3.2 Symbolic and Material Resistance

3.2.1 Weapons of the Weak and Everyday Forms of Resistance
We have established several relevant discourses that influence the students in The Teen Age. Taken together, they sometimes leave the student with few means to change his situation, or exercise self-determination. At the beginning of Episode 14, Qiao finds herself in just such a position—her mother has just called and told her she will be moving to the US (indefinitely) to study. When her friends find out, they brainstorm as a group, attempting to develop a trick to keep her in Taiwan, with her friends. These students, even as a whole, lack the social means (and probably the legal basis) to struggle openly against Mrs Xia. Their first thought is to help Qiao fake an illness; it could help “delay her leaving, maybe until graduation” (“Episode 14”). This is an example of two of James C. Scott’s ‘weapons of the weak:’ food dragging’ and dissimilation. Someone also suggests she fake some disorder involving amnesia, so she can “forget the whole thing about going to America” (ibid); this is what Scott calls ‘feigned ignorance.’ Qiao tried to fake sick when younger, and ‘stopped’ deceiving her mother thereafter, so they decide against reusing an old trick. In Episode 15, Scene 8, we see her behave in a way consistent with reluctant compliance: Qiao is calling Ah Jie, against her mother’s wishes, although he doesn’t pick up. Mrs Xia extends her hand, and Qiao ends the call and hands her the phone. They have a brief, largely one-sided, conversation:

Qiao: “Mum, I was just calling my friend.”
X: “Go to your room.”
Q: “Mum, how come you won’t let me explain?”
X: “We’ll talk about it after you’ve spent some time reflecting on yourself. Go.”
Q: “Mum—”
X: “Go.”
Scott uses the metaphor of a stage play to explain the differences between actors engaging in everyday resistance in the public sphere (where they operate within, but may not approve of, what Ah Jie calls “the rules of the game” in Episode 15 Scene 6):
[People] with power … are not… in total control of the stage.
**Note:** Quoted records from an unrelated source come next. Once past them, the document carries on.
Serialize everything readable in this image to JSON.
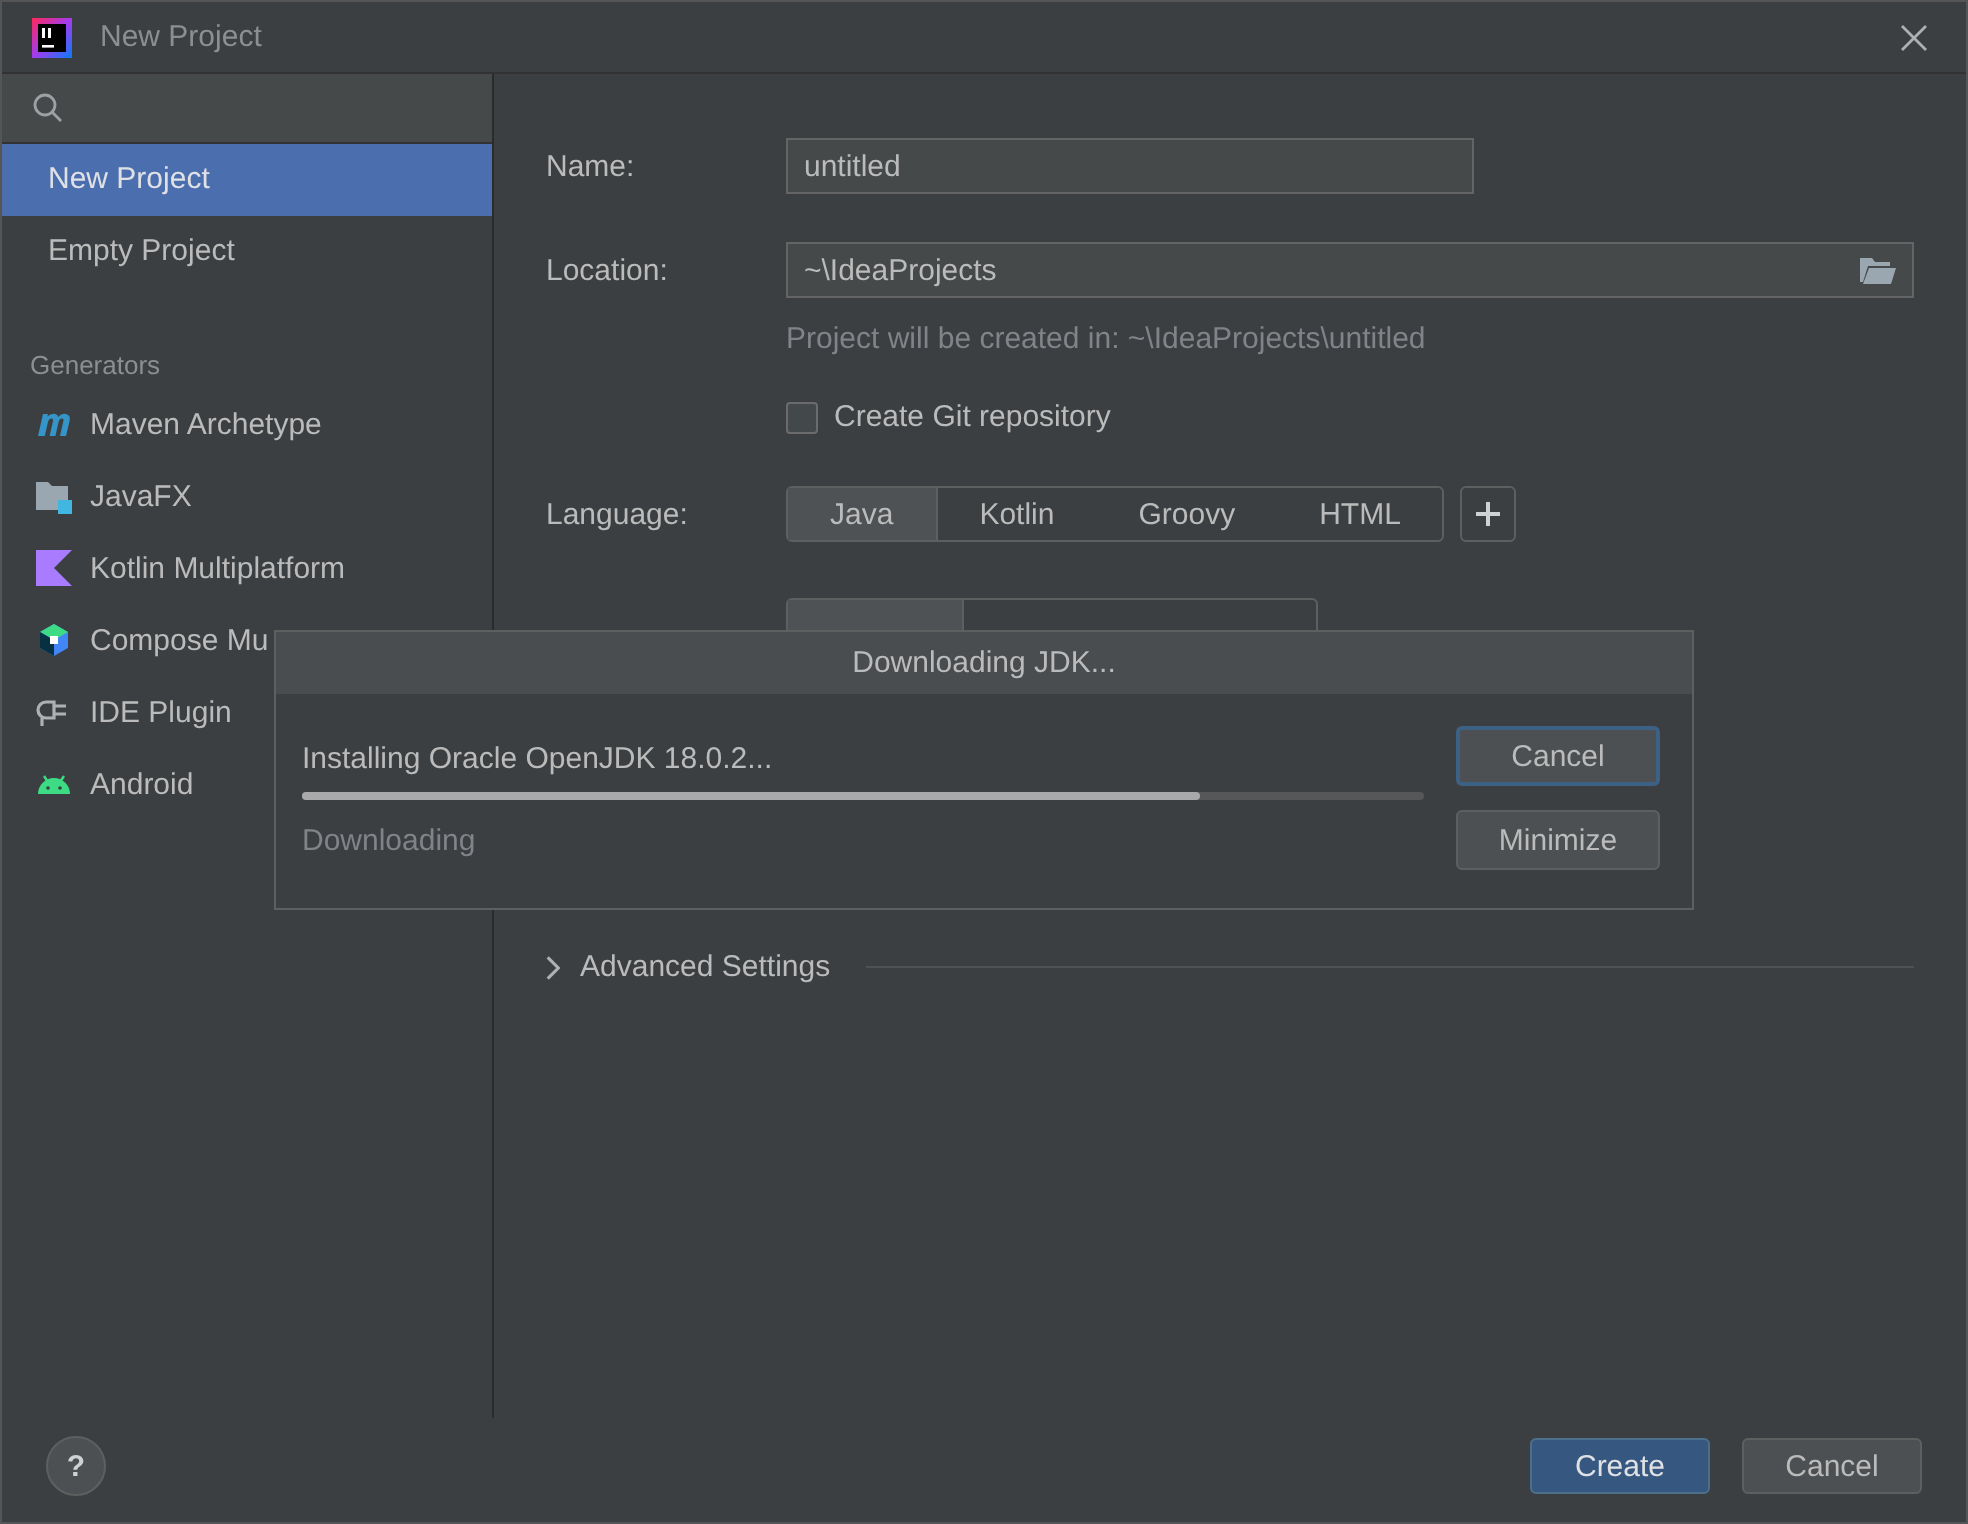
{
  "window": {
    "title": "New Project"
  },
  "sidebar": {
    "items": [
      {
        "label": "New Project",
        "selected": true
      },
      {
        "label": "Empty Project",
        "selected": false
      }
    ],
    "section": "Generators",
    "generators": [
      {
        "label": "Maven Archetype",
        "kind": "maven"
      },
      {
        "label": "JavaFX",
        "kind": "javafx"
      },
      {
        "label": "Kotlin Multiplatform",
        "kind": "kotlin"
      },
      {
        "label": "Compose Mu",
        "kind": "compose"
      },
      {
        "label": "IDE Plugin",
        "kind": "plugin"
      },
      {
        "label": "Android",
        "kind": "android"
      }
    ]
  },
  "form": {
    "name": {
      "label": "Name:",
      "value": "untitled"
    },
    "location": {
      "label": "Location:",
      "value": "~\\IdeaProjects"
    },
    "location_hint": "Project will be created in: ~\\IdeaProjects\\untitled",
    "git": {
      "label": "Create Git repository",
      "checked": false
    },
    "language": {
      "label": "Language:",
      "options": [
        {
          "label": "Java",
          "selected": true
        },
        {
          "label": "Kotlin",
          "selected": false
        },
        {
          "label": "Groovy",
          "selected": false
        },
        {
          "label": "HTML",
          "selected": false
        }
      ]
    },
    "build_system": {
      "options": [
        {
          "selected": true
        },
        {
          "selected": false
        },
        {
          "selected": false
        }
      ]
    },
    "advanced": {
      "label": "Advanced Settings",
      "expanded": false
    }
  },
  "dialog": {
    "title": "Downloading JDK...",
    "message": "Installing Oracle OpenJDK 18.0.2...",
    "level": 0.8,
    "status": "Downloading",
    "buttons": [
      {
        "label": "Cancel",
        "focused": true
      },
      {
        "label": "Minimize",
        "focused": false
      }
    ]
  },
  "footer": {
    "help": "?",
    "buttons": [
      {
        "label": "Create",
        "kind": "primary"
      },
      {
        "label": "Cancel",
        "kind": "secondary"
      }
    ]
  }
}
They might write the basic script for the play but, within its confines, truculent or disaffected actors find sufficient room for maneuver [sic]… . The necessary lines may be spoken, the gesture made, but it is clear that many of the actors are just going through the motions and do not have their hearts in the performance (Scott 26)
Qiao doesn’t mention that the person she was calling was more than just a ‘friend’ (she may have been ‘off-stage’ when she called him), but this act of dissimulation, like reluctant compliance, is an ‘everyday’ form of resistance. Everyday forms of resistance “stop short of overt defiance”; they do not challenge the symbolic order, but still possess a subtext for the actor. Thus, when Qiao runs away from home (flight) and her mother goes to school looking for her, the conspiracy of silence from her classmates also fails to challenge the symbolic order—no one speaks up to criticize Mrs Xia or give her misinformation; though it’s implausible, forty students with cell phones just might not know her whereabouts. When characters do challenge the symbolic order, their actions cease to be everyday resistance, and can be classified as open defiance.

3.2.2 The Dangers of Open Defiance: “abolish the experimental class!”
“It is no small matter that the … elite continues to control the public stage” (Scott 25), but rather, a function of their social power. When someone challenges a discourse with open defiance, he is directly threatening the system’s legitimacy. Moreover, he comes face to face with someone who wields much greater power in a direct, asymmetrical conflict. Qiao attempts this in the interval between Episodes 14 and 15. Having just arrived in the United States, and feeling cut off from her friends (as her mother won’t let her use the internet), she decides to resist by refusing to study or even feed herself. These actions are not sufficient to “conform to the minimal standards of politeness and deference that [Mrs Xia is] normally in a position to require” (Scott 26) from Qiao, as a mother from a child, a superior from an inferior, and a parent from a student (Qiao abandons ‘the basic duty of a student,’ which is her most important role). Here, Qiao’s actions have completely unintended social consequences.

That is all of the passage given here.